No, Rod, I didn't think you were pedantic, but I do like your phrase that follows.

PR4NOW profile image
PR4NOW in reply tohelvella

shaws and Rod, I came across a wonderful quote by Dr. Abram Hoffer last week.

“Doctors are not trained as scientists. They operate as a guild to protect their group interests. They don’t work for their patients.”

As for medical science Dr. Malcolm Kendrick's latest blog certainly puts things in perspective.

drmalcolmkendrick.org/

This is the link to Richard Smith's blog, former editor BMJ, mentioned in Kendrick's piece. PR

blogs.bmj.com/bmj/2014/01/3...

helvella profile image
helvellaAdministrator in reply toPR4NOW

You can read study after study, case report after case report, and end up questioning absolute basics.

It sometimes feels as if we have gone from "our anecdotal reports are important and need to be reported but those of patients are not even worth listening to" to "our reports have loads of statistical stuff at the end and so are important and nothing else matters". Even when those statistical methods are mis-applied.

Chancery profile image
Chancery in reply tohelvella

Ooh, Helvella, just stumbled over this comment by accident (2 years too late), but have to comment to say that is beautifully put, 110% accurate and my experience every time I have to discuss something a bit 'out there' with a GP. Sometimes their illogic is breathtaking. Kudos.

PR4NOW profile image
PR4NOW

As to be expected from Diogenes, that is the clearest account of the history of testing and many of it's problems that I have read. PR

shaws profile image
shawsAdministrator in reply toPR4NOW

I have nearly finished reading the first link above but it is fascinating. It is another 'them against us' sort of situation where we are forced to take medication which may probably make us worse instead of better. Yet the people in 'Authority' demand that only their views are right when the patients (the users) are complaining they are worse and are not considered whatsoever as we are the 'end of line'. There should definitely be no monies or incentives received from pharmaceutical companies whatsoever for using their products.

It's a good job we have 'mavericks' who can see what's going wrong and try to do something about it, even though they put their own careers on the line.
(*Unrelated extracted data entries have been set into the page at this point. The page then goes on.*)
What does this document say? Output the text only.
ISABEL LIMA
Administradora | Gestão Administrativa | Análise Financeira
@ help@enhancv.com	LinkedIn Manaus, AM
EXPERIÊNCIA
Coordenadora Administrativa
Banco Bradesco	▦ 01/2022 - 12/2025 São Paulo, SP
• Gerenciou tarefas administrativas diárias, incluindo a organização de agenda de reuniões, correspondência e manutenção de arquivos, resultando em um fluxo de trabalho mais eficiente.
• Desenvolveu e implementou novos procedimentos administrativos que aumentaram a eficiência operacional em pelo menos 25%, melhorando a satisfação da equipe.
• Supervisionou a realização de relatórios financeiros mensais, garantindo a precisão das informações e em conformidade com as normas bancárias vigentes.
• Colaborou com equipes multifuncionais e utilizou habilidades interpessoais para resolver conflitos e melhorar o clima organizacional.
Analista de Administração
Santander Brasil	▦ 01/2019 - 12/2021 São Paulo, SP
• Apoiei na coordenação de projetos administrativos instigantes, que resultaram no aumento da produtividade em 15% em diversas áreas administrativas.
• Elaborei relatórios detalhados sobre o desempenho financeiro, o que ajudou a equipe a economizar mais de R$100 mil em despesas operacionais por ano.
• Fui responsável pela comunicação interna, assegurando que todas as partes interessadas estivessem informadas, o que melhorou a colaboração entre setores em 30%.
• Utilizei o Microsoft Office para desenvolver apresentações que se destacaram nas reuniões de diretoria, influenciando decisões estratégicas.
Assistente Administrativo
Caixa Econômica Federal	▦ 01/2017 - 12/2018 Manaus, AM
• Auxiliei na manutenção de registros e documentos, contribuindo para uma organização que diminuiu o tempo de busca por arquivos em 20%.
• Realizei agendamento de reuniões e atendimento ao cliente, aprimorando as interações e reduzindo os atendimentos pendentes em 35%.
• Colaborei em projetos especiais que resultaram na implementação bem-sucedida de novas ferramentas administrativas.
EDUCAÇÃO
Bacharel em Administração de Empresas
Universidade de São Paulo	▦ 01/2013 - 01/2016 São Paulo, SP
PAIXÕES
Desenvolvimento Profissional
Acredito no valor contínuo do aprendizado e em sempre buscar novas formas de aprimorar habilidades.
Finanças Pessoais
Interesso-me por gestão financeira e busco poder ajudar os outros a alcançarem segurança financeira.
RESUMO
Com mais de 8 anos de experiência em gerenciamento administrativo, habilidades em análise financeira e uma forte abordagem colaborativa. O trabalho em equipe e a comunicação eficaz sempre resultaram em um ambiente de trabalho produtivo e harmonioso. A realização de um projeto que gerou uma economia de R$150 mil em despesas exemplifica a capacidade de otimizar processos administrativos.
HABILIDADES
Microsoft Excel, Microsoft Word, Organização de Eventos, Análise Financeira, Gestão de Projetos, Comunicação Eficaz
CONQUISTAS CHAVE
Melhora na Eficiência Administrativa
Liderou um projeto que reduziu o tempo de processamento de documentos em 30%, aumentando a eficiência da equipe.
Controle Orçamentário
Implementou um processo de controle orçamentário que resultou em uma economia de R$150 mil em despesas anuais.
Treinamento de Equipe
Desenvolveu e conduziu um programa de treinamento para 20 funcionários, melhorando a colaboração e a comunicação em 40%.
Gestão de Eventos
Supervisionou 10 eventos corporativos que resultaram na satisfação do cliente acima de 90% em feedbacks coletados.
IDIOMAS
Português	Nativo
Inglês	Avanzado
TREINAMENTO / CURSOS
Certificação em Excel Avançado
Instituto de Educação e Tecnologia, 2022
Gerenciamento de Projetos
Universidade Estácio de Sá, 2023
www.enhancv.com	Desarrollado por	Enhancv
Like the phrase used in one of the papers about Dr Skinner i.e. 'rogue doctor'. Dr Peatfield, resigning his licence so he could still see patients holistically. etc. and quotes are made that he was 'struck off'.

silverfox7 profile image
silverfox7

When I was first diagnosed about 30 years ago my then GP was an Oxford graduate who also spent some of his time in the Medical School helping with teaching. He did however admit to not being conversant with complex working of the thyroid gland. He asked my husband to explain it to him in great detail. It was at that point part of my husbands research as a scientist. My husband in his tutorials to medical students made sure they understood how it could go wrong and how devastating that is for patients! Sadly years later and just before they qualify they meet the clinicians who I suspect from the moans about Endos up and down the country are clueless about optimum treatment and till these two work together I feel it will be difficult to change attitudes etc. if nothing else the article shows how much more important it is to treat on clinical presentations and not lab values.